Bonjour, je suis libraire de livre d'occasion depuis 15 ans et ne travaille qu'avec Livre Rare Book et je m'en porte très bien.Je n'ai jamais travaillé avec les autres plates-forme qui se prennent pour des intermédiaires financiers et vous tapent sur la tête au moindre grincheux.
👏👏👏 Je ne suis pas éditrice, mais ce manifeste me réjouit. Et en tant que lectrice, il a tout mon soutien. Depuis longtemps, d'ailleurs, car ces plateformes représentent un monde que je honnis et boycotte dans toute la mesure du possible (mesure plus grande qu'on le pense!). C'est une satisfaction infime, mais non insignifiante – comme la plupart des gestes individuels – de me dire qu'avec des "clients" comme moi, Amazon serait en faillite totale et n'existerait plus depuis longtemps (à vrai dire, il n’aurait jamais existé). Oui, le vécu du temps y est pour beaucoup. La lenteur est à réapprendre. C'est fou ce qu'on peut percevoir, saisir, dans cet intervalle entre deux points, dont l'accélération actuelle féroce nous prive.🐾🐾 Au rythme où nous allons, le téléscopage présent-futur sera vite accompli et nous serons servis avant même de passer commande!!! (via un abonnement automatique sur affinités préétablies par algorithmes?)"Nous le savions avant vous, nous dira Amazon à la livraison, voyez comme nous sommes prévenants!" Ah, le mot juste, pré-venant! Ils en créeront sans doute un nouveau, pré-servant, pour montrer à quel point ils vous sont dévoués.Vous aurez déjà payé, bien sûr, car vos coordonnées bancaires seront conservées. Dans un premier temps, vous serez remboursé si vous renvoyez l’objet, d'abord sous quinze jours, puis sous sept, d'abord à leurs frais, puis aux vôtres. Des lois nouvelles, mises à jour chaque fois que nécessaire, assureront leur « légitimité » via bien entendu, les tribunaux d’entreprises indépendants. Quant à moi, je préfère contribuer à pré-venir ce futur (fantaisiste, vraiment?) garant de toujours plus de gains pour Amazon & Co. Déjà qu'ils racontent ce que le client devrait acheter en plus, au vu de sa commande... 🤣🖕🏽⛔️
C'est un combat d'arrière garde de jaloux. Amazon a déjà gagné depuis longtemps.

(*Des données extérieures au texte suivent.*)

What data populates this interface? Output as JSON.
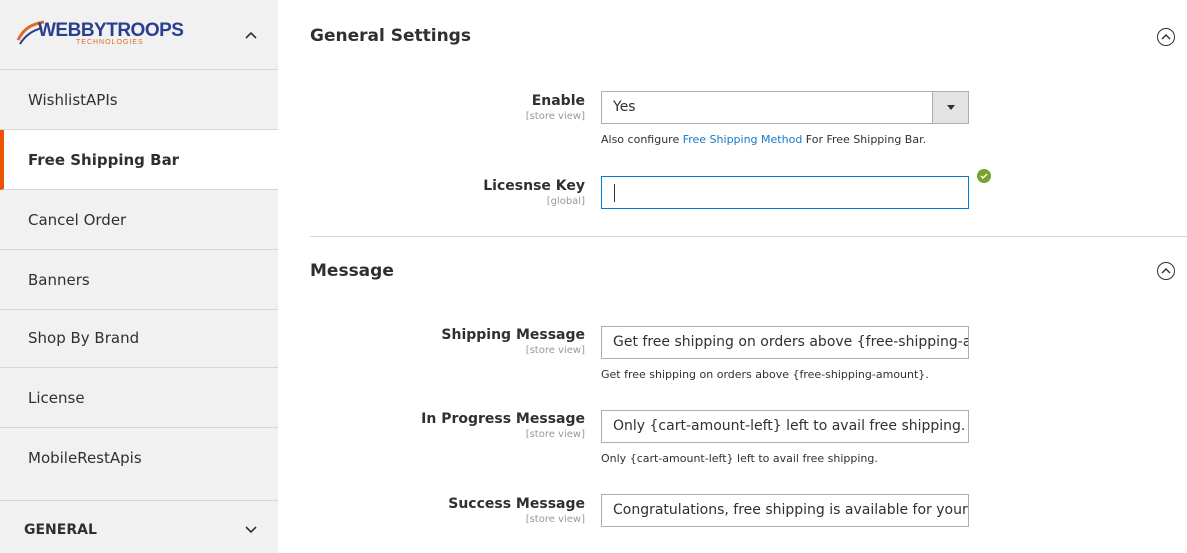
{
  "sidebar": {
    "logo_text": "WEBBYTROOPS",
    "logo_sub": "TECHNOLOGIES",
    "items": [
      {
        "label": "WishlistAPIs"
      },
      {
        "label": "Free Shipping Bar"
      },
      {
        "label": "Cancel Order"
      },
      {
        "label": "Banners"
      },
      {
        "label": "Shop By Brand"
      },
      {
        "label": "License"
      },
      {
        "label": "MobileRestApis"
      }
    ],
    "general_label": "GENERAL"
  },
  "general_settings": {
    "title": "General Settings",
    "enable": {
      "label": "Enable",
      "scope": "[store view]",
      "value": "Yes",
      "note_prefix": "Also configure ",
      "note_link": "Free Shipping Method",
      "note_suffix": " For Free Shipping Bar."
    },
    "license": {
      "label": "Licesnse Key",
      "scope": "[global]",
      "value": ""
    }
  },
  "message": {
    "title": "Message",
    "shipping": {
      "label": "Shipping Message",
      "scope": "[store view]",
      "value": "Get free shipping on orders above {free-shipping-a",
      "note": "Get free shipping on orders above {free-shipping-amount}."
    },
    "progress": {
      "label": "In Progress Message",
      "scope": "[store view]",
      "value": "Only {cart-amount-left} left to avail free shipping.",
      "note": "Only {cart-amount-left} left to avail free shipping."
    },
    "success": {
      "label": "Success Message",
      "scope": "[store view]",
      "value": "Congratulations, free shipping is available for your"
    }
  },
  "colors": {
    "accent": "#eb5202",
    "link": "#1979c3",
    "focus": "#007bdb",
    "valid": "#79a22e"
  }
}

C'est le modèle du capitalisme triomphant tel qu'en rêve tous les gouvernements. Vous êtes le modèle périmé d'un capitalisme faux-cul qui prétend préserver un modèle humain du capitalisme mais c'est juste incompatible, non miscible. Et vous le savez bien, libraires soit-disant indépendants. Ça n'a pas l'air de vous déranger de manger sur le dos des auteurs. Le jour où vous vous battrez avec autant de gnac pour une nette revalorisation du droit d'auteur, vous commencerez à être crédibles donc audibles.
Mais non, Koinsky, ne confondez pas tout. Le ressentiment est toujours mauvais conseiller. On ne comprend pas votre message, sauf à la fin. En fait, vous parlez de vous! Votre révolte, certainement légitime (les petits éditeurs ne sont pas des saints avec les auteurs, certes non! J'en sais quelque chose), gagnerait en clarté à être menée de façon directe, pas en passant par le malheur des autres!